SSI Questions Are SSI PATOS reported to CMS? In 2014 and 2015 procedures that were selected as closure other than primary are not factored into your SIR and for COLO and HYST these procedures and any SSI attributable to them are not being sent to CMS. This is stated in the Analysis section of the SSI protocol. Additional Notes about SSI SIRS: 1. Primary closure: All of the SSI SIRs that use the 2006-2008 SSI baseline data will include only those procedures that were reported with a primary closure method.3 2. Infection present at time of surgery (PATOS): All of the SSI SIRs that use the 2006-2008 SSI baseline will include SSIs that are reported as present at time of surgery. Point #2 above is true if the procedure was a primary closure. In 2016 SSI events that are PATOS = Yes will not be factored into your SIR analysis and for COLO and HYST the PATOS cases will not be reported. You will still enter you PATOS = YES SSI events and have them available for internal analysis.

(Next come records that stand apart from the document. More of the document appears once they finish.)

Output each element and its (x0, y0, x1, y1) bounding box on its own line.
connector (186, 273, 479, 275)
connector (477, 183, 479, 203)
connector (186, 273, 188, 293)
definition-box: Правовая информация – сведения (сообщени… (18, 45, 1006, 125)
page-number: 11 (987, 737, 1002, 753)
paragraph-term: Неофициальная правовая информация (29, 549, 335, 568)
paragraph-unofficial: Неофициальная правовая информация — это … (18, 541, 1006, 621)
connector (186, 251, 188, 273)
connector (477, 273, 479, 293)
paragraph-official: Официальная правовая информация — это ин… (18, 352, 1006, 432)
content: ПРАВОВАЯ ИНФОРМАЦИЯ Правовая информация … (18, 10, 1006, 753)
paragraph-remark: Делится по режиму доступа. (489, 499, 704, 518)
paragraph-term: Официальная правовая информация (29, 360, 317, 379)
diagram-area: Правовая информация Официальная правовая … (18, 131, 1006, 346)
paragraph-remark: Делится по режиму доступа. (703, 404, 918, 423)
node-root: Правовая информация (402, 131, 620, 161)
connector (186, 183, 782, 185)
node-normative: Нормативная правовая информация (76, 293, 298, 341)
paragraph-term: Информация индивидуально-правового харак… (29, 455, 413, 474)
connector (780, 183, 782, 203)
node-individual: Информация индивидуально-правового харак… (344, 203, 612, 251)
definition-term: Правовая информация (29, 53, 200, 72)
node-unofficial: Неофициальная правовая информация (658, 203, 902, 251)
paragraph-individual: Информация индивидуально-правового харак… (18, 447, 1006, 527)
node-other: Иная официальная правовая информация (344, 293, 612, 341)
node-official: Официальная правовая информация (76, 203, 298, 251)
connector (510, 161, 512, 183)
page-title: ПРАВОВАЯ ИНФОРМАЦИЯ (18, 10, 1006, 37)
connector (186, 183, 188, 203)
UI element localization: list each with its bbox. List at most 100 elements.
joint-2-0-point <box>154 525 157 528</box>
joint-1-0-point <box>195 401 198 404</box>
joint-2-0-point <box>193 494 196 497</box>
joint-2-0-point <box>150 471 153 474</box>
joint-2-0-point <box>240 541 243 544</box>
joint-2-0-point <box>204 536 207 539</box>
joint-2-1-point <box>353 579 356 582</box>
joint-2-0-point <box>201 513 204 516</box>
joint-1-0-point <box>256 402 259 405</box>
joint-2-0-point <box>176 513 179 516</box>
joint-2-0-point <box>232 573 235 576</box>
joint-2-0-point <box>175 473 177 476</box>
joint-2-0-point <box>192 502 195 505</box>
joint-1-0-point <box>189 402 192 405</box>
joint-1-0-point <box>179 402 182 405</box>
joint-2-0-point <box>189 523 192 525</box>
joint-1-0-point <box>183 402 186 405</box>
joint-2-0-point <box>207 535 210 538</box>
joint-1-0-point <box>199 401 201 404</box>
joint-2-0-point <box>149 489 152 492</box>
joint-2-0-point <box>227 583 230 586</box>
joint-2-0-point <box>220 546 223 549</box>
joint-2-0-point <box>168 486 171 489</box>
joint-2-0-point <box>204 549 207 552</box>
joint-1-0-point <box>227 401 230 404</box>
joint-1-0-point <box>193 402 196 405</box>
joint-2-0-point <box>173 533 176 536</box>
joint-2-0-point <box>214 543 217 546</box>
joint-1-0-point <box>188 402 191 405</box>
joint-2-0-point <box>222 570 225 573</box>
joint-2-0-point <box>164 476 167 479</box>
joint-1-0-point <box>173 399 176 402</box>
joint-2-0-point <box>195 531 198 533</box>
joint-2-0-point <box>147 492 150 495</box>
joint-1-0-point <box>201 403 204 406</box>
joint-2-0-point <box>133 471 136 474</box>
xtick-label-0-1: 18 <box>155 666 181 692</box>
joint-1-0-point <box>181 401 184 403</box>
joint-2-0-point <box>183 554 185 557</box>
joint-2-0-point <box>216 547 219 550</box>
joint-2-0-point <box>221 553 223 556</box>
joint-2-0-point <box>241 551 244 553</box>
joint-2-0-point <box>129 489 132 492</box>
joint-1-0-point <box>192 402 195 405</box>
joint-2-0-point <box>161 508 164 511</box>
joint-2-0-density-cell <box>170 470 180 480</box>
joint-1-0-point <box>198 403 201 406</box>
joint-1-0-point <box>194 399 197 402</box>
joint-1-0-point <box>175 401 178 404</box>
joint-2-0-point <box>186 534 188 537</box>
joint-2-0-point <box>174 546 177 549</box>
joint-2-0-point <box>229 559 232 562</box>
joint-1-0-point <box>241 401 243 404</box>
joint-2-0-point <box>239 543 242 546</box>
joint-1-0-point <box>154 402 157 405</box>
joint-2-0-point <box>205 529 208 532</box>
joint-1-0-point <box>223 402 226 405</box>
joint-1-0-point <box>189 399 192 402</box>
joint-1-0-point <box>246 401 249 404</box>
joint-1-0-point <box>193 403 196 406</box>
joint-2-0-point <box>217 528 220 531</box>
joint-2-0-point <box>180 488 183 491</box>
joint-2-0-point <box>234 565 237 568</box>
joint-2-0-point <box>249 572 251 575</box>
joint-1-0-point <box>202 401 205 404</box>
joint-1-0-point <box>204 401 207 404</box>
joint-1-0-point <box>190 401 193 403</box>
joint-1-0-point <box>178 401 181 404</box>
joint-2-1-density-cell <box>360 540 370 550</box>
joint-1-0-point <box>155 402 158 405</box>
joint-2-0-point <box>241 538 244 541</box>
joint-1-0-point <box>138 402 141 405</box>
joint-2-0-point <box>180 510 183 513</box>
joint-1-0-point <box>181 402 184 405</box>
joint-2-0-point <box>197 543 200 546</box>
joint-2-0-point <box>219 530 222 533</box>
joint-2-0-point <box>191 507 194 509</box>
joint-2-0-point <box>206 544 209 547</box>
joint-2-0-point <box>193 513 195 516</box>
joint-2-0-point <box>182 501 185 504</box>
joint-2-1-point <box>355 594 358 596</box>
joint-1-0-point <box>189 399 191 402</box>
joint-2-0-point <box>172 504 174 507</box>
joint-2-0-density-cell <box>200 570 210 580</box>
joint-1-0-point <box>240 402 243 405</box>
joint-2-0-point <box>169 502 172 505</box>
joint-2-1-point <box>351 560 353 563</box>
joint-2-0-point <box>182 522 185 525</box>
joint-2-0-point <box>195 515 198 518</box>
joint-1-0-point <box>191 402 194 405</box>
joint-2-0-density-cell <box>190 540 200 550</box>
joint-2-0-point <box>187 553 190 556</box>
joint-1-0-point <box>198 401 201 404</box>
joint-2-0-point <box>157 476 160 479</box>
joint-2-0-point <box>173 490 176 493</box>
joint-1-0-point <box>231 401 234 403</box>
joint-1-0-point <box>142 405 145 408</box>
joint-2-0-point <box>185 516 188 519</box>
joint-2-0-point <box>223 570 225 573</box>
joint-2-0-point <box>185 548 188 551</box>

MDRO/CDI Questions Does the transfer rule apply to MDRO reporting? Does a swing bed program for skilled care get taken out of the numbers for patient admissions and patient days? This can be IV therapy, physical therapy, or anything requiring skilled care that is not acute care. We are a CAH with no ICU or OB. Was the MDRO information as presented in the webinar to have been entered for first quarter 2015? No, the transfer rule does NOT apply to MDRO reporting. If the swing bed program is on a dedicated unit (only swing bed patients are housed on this unit), these patients are not included in total facility days or total facility admission counts. If the swing bed program uses beds on an inpatient unit, the swing bed patient counts for patient days, admissions and device counts for the inpatient location where they are housed and cared for. Yes the information presented covered reporting effective January 2015.

LTC Questions When working in a LTC facility, are all the infections subsequent to the second day of admission to the LTC facility considered HAI? If your facility is participating in the NHSN LTCF Component, then you have the option to report healthcare associated UTI events and/or multi-drug resistant and/or C. difficile LabID Events. LTCFs should use the current surveillance definitions and reporting protocols specific for long-term care facilities, which are located on the NHSN LTC website http://www.cdc.gov/nhsn/ltc/index.html For the purpose of LTCF HAI surveillance, available for UTI, the protocol does not have a specific time-period for identifying an HAI, some clinical judgment has to be used. For example, a UTI should be attributed to a LTCF onset if there is no evidence of an incubating infection at the time of admission to the facility (on the basis of clinical documentation and laboratory screening, if applicable), and if the onset of clinical manifestations occurs more than two calendar days after admission to the LTCF. Of course, the symptoms associated with the UTI must be new or acutely worse (e.g., change from the baseline). Other considerations may include ongoing signs and symptoms as well as continuation of antimicrobial therapy. Since the NHSN LTCF definitions are based on recommendations from the Society for Healthcare Epidemiology of America (SHEA), you may be interested in the SHEA/CDC position paper, which discusses in more detail the LTCF surveillance definitions and rationale (revised McGeer definitions). This paper can be accessed on the CDC-LTCF Resource Page for Clinicians - http://www.cdc.gov/longtermcare/staff/index.html I have a question about reporting. I had a patient get admitted to the Med/Surg from Long Term Care. She was diagnosed with C-Diff. Do I report the C-Diff in the Acute Care or LTC? For LabID Event reporting, specimens collected while the patient is housed in your facility should be reported for your facility.